South Carolina Code Ann. § 20-7-472(11) (Supp.1995) requires the family court to consider the tax consequences to each party resulting from equitable apportionment. However, if the apportionment order does not contemplate the liquidation or sale of an asset, then it is an abuse of discretion for the court to consider the tax consequences from a supposed sale or liquidation. See Graham v. Graham, 301 S.C. 128, 390 S.E.2d 469 (Ct.App.1990); see also Roe v. Roe, 311 S.C. 471, 429 S.E.2d 830 (Ct.App.1993). Moreover, a transfer of these funds from one party to the other as a part of an equitable division should not result in a tax consequence. Josey v. Josey, 291 S.C. 26, 351 S.E.2d 891 (Ct.App.1986). Here, the parties were awarded their respective accounts. Because we see no need for the accounts to be liquidated, we hold the family court erred in valuing the parties' retirement accounts at 48% of their face values. In redetermining equitable distribution, the family court shall consider the face values of the parties' retirement accounts.

III.

The husband next asserts the family court erred in awarding the wife a 25% interest in an installment note owed by Kay Insurance, Inc. (Kay), to the Insurance Centre of the Piedmont, Inc. (Insurance Centre). The husband argues the money is not marital property because it is not owed to him personally. He states the proceeds he receives from the note are applied directly to his indebtedness with the Insurance Centre.

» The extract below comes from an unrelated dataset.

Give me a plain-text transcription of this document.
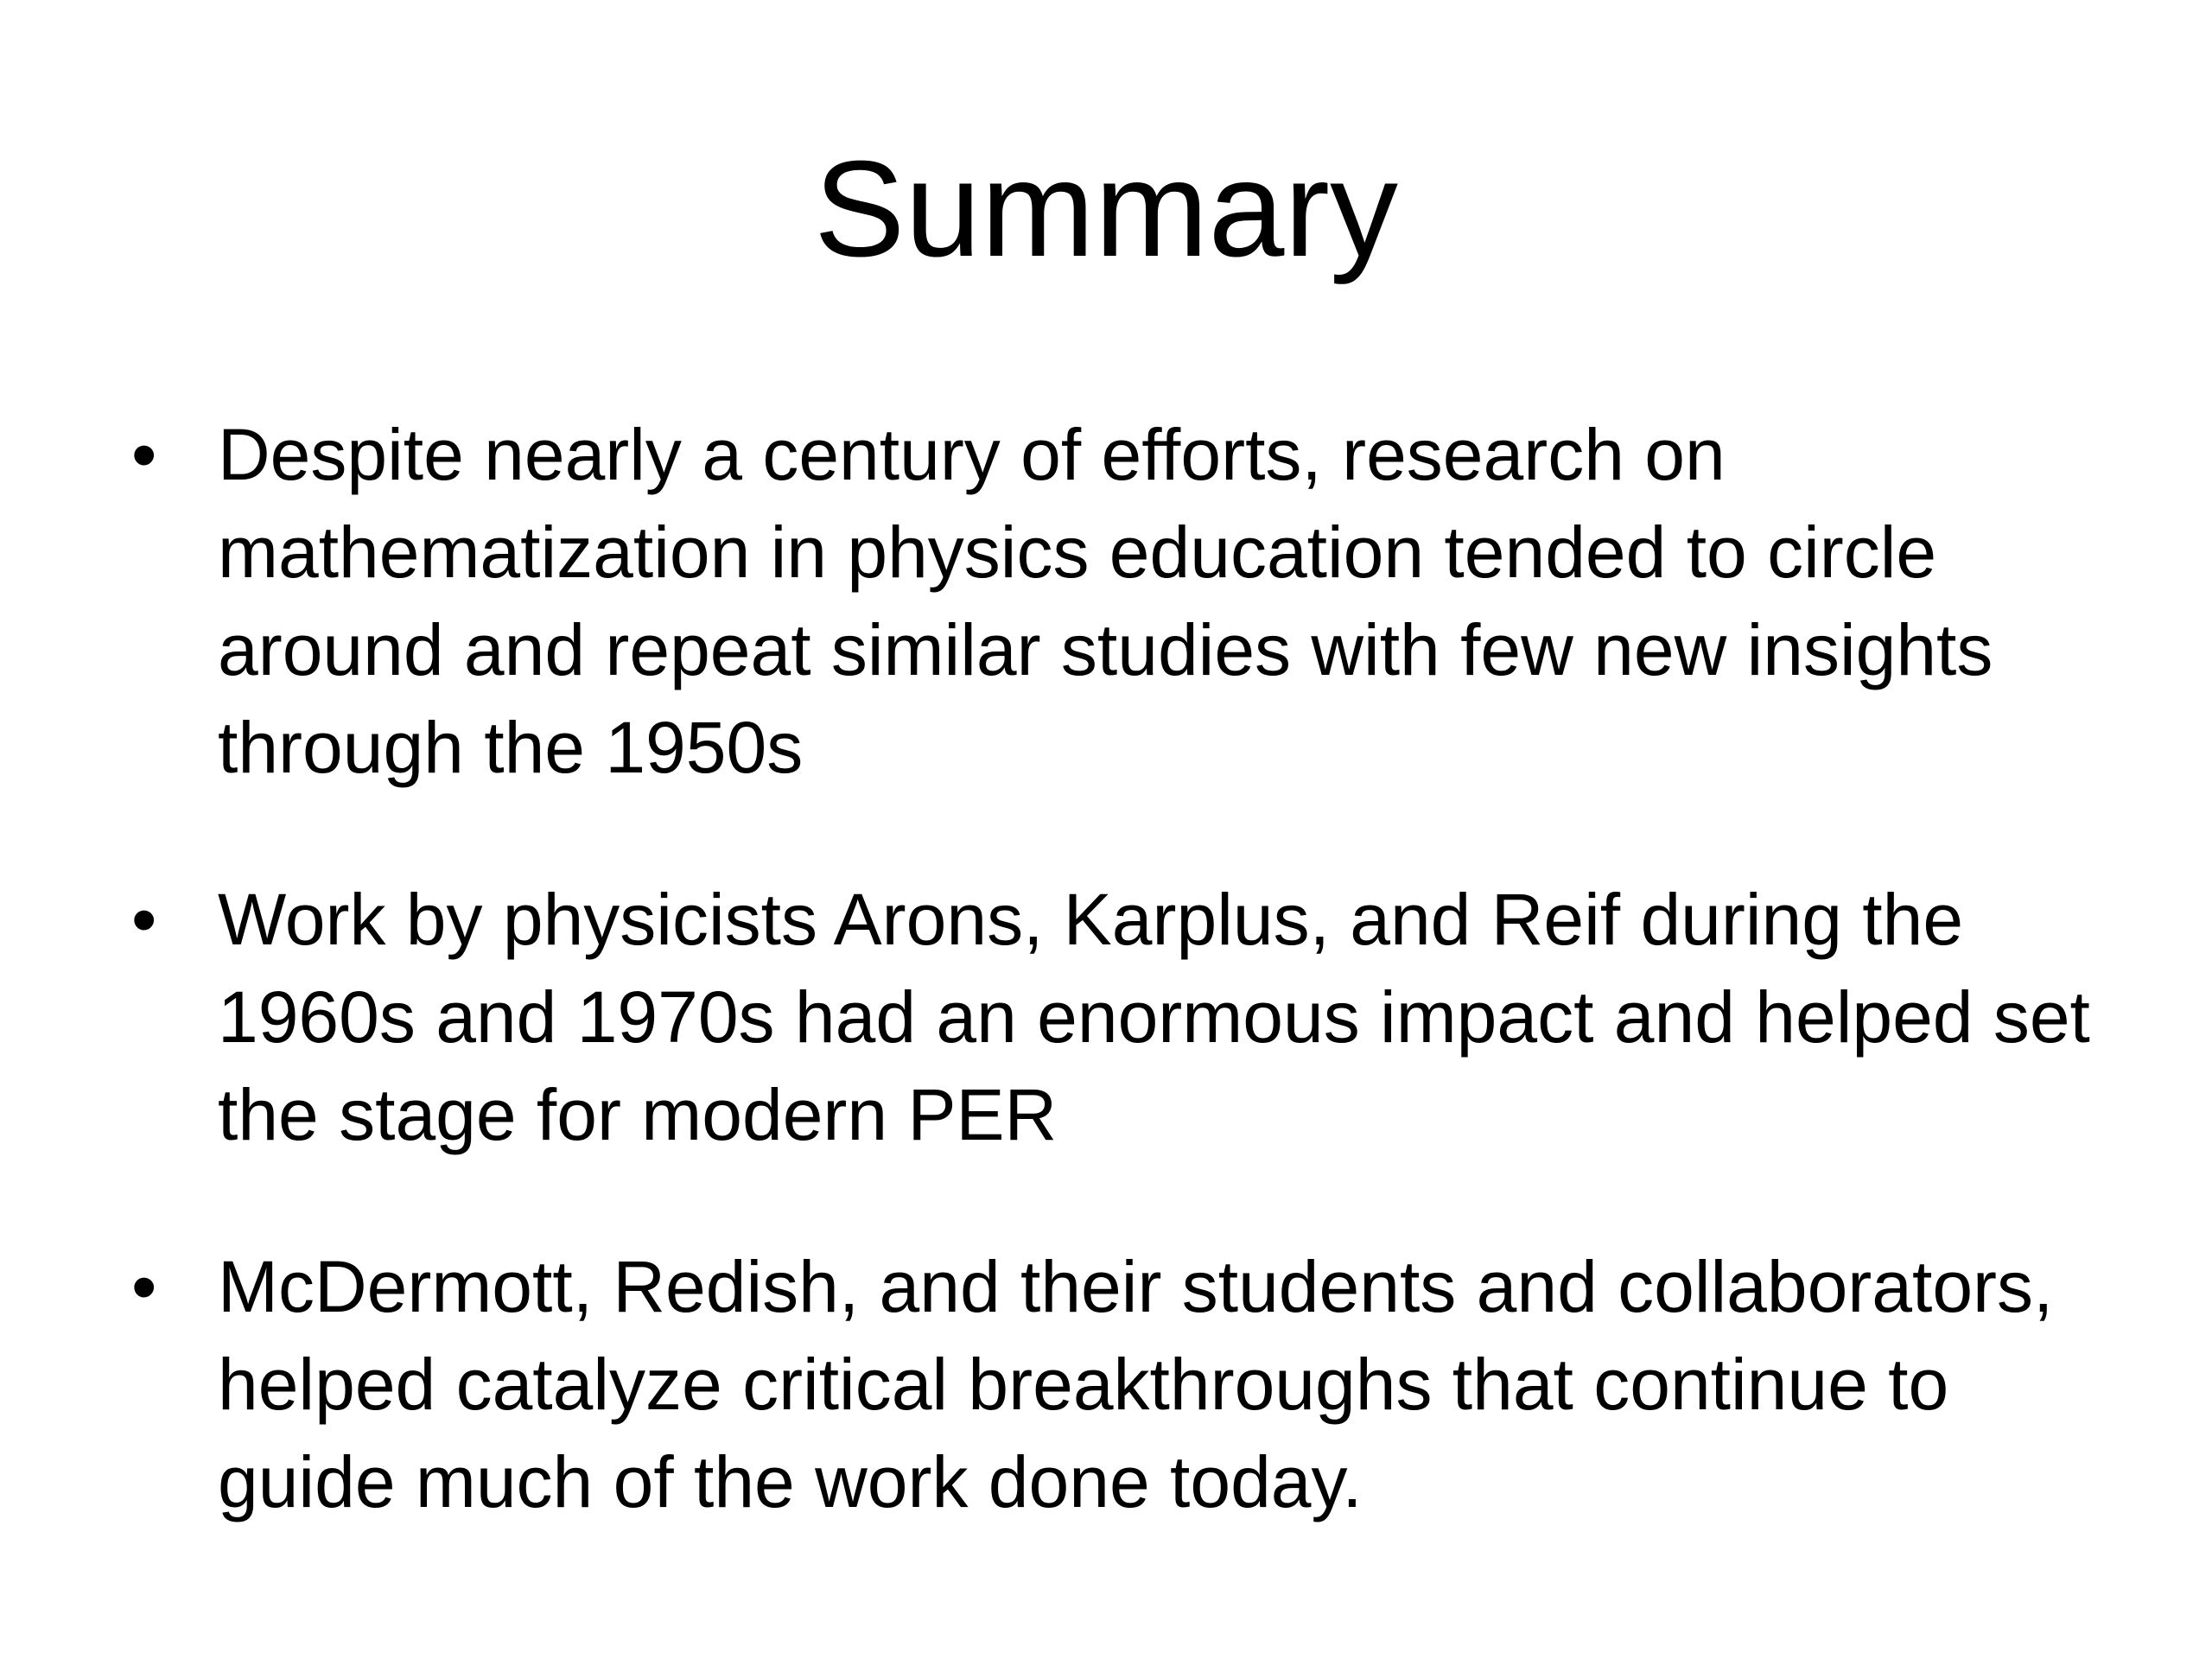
Summary
• Despite nearly a century of efforts, research on mathematization in physics education tended to circle around and repeat similar studies with few new insights through the 1950s
• Work by physicists Arons, Karplus, and Reif during the 1960s and 1970s had an enormous impact and helped set the stage for modern PER
• McDermott, Redish, and their students and collaborators, helped catalyze critical breakthroughs that continue to guide much of the work done today.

The husband and two other individuals own the Insurance Centre, an insurance agency located in Rock Hill, South Carolina. The Insurance Centre previously operated a Charleston branch. On April 1, 1992, the Insurance Centre sold the Charleston operation to Kay. The contract provided that Kay would pay to the Insurance Centre a purchase price of $170,000 at 7% annual interest in 84 monthly installments of $2,567, beginning July 1, 1992.

While the husband testified he has a 37.5% interest in the Kay note receivable, the evidence reflects the note is owned by the Insurance Centre and the Insurance Centre simply allocated to him a portion of the monthly installments to correspond with his percentage ownership of stock in the corporation. The husband also testified that although he is entitled to receive $480 per month from the note payment, he did not actually receive that sum because the money was retained by the Insurance Centre and applied against a debt he owes the Insurance Centre.